Mary Anne Cleary, director of the House Fiscal Agency, gave the House Appropriations Committee an overview of the governor’s fiscal year 2026 executive budget recommendation and its principal drivers, and committee members asked questions about lead service lines, psychiatric hospital staffing and Medicaid costs.
Cleary said the executive recommendation totals about $83.5 billion in adjusted gross appropriations across all funds and that health and human services and K‑12 school aid account for the largest shares. “It’s my honor to be here this morning to be your first official presenter in front of this committee,” Cleary said, noting the presentation and supporting materials are available on the House Fiscal Agency website.
The presentation outlined starting balances carried into fiscal 2026, revenue changes following the January consensus revenue conference, and a mix of ongoing and one‑time spending. Cleary said the governor’s proposal begins fiscal 2026 with roughly $700 million in additional carryforward for the general fund and over $1 billion carried forward in the school‑aid fund, and she highlighted a roughly $394.6 million (about 2.7 percent) increase in general fund appropriations under the executive recommendation.
Cleary and staff emphasized Medicaid and other health‑care costs as major drivers. The governor’s supplemental request includes roughly $284 million in general fund to cover caseload and cost changes in Medicaid and a federal repayment tied to a Medicaid disallowance; Cleary said an $81.6 million repayment is required in fiscal 2025 as part of a multi‑year payback.
The governor’s proposal also highlights both ongoing investments and one‑time allocations. Ongoing increases include a roughly $172.5 million package in DHHS for program costs and new items (including a proposed Medicaid spend‑down threshold and kinship support services) and an enrollment‑related average compensation adjustment for state employees estimated within the current services baseline. One‑time items include an anticipated $50 million deposit to the Budget Stabilization Fund, funding for lead service‑line replacement (a $50 million one‑time component in the Department of Environment, Great Lakes, and Energy request plus a separate $30 million ongoing component for a total cited of $80 million), federal‑aid matching for the Department of Transportation, and information technology investment funds.
Cleary said the executive recommendation repackages some funding sources (for example shifting about $100 million between general fund and school aid fund for higher education without a net increase) and proposes a tuition‑restraint boilerplate that would cap annual tuition growth at 4.5 percent for institutions. She also noted restricted‑revenue proposals that would require statutory change, including a change to tipping‑fee rates and a proposed vaping products tax estimated to raise roughly $57 million to fund public‑health programs and reduce general‑fund pressure in DHHS.
Committee members pressed for details during a question period.
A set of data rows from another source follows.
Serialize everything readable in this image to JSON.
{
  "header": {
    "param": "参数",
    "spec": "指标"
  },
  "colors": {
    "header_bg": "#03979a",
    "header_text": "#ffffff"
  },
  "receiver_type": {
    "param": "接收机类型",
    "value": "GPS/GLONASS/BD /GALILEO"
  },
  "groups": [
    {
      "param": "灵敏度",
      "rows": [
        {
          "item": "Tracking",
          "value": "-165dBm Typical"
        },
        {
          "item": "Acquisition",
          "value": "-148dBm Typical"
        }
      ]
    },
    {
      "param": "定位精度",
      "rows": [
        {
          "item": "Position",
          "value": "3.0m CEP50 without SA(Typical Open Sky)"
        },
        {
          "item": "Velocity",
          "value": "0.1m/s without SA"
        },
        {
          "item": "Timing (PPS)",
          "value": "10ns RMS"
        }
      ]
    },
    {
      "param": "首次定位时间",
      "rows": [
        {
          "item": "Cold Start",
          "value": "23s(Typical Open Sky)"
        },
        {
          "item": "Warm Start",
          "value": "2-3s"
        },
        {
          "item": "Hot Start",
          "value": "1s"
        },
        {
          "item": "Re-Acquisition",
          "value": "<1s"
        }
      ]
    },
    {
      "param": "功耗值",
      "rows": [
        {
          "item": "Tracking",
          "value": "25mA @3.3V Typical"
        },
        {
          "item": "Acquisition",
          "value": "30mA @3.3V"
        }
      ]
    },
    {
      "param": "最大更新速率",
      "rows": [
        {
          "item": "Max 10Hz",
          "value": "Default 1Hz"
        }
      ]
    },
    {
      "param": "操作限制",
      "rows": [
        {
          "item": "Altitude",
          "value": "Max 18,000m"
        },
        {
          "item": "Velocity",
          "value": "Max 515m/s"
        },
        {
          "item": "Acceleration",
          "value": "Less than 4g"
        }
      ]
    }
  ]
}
Representative Price asked how many lead service lines would be replaced with the $50 million allocation; Cleary responded, “I think the answer is we do not have that,” and said the number depends on local findings and that staff would provide additional details when available.
Representative Rogers asked whether the 47 FTEs and $15 million cited for moving patients into the new Northville psychiatric facility represented net new positions or simply a transfer from Walter Reuther; Cleary replied, “It should be the net need compared to what they have for Ruth there. So there should not be any resources pulled from the other psychiatric hospitals.” Representative Steele asked whether caseloads had increased or decreased following post‑pandemic redeterminations; Cleary said caseloads have declined since redetermination but that inflationary pressures — principally higher costs in managed care and nursing homes — are driving significant cost increases in Medicaid. Cleary also noted the state lists about 2.6 million people currently enrolled in Medicaid.
House Fiscal staff answered more technical school‑aid questions. Jacqueline Mullen, a school‑aid analyst with the House Fiscal Agency, offered to follow up with data on the Grow Your Own teacher pipeline and confirmed that a longstanding budget line reimburses AP, IB and CLEP exam fees for low‑income students.
Votes at the meeting were procedural: Representative Maddock moved to approve the minutes of the committee’s February 5 meeting; the clerk reported the motion passed with 27 yeas, 0 nays, 0 passes. Representative Borton moved to adopt a proposed committee rule permitting the chair discretion to allow public comment and to accept written testimony in lieu of oral testimony; that motion also passed on a 27‑0 voice roll call. The committee adjourned by unanimous consent.
The committee is preparing follow‑up requests to departments for detail on lead‑line ownership and replacement estimates, the fiscal impact of proposed fee and restricted‑revenue changes, and agency‑level staffing and caseload detail. Members indicated that departmental witnesses will be asked to appear for more detailed line‑item and program‑level hearings as the budget process continues.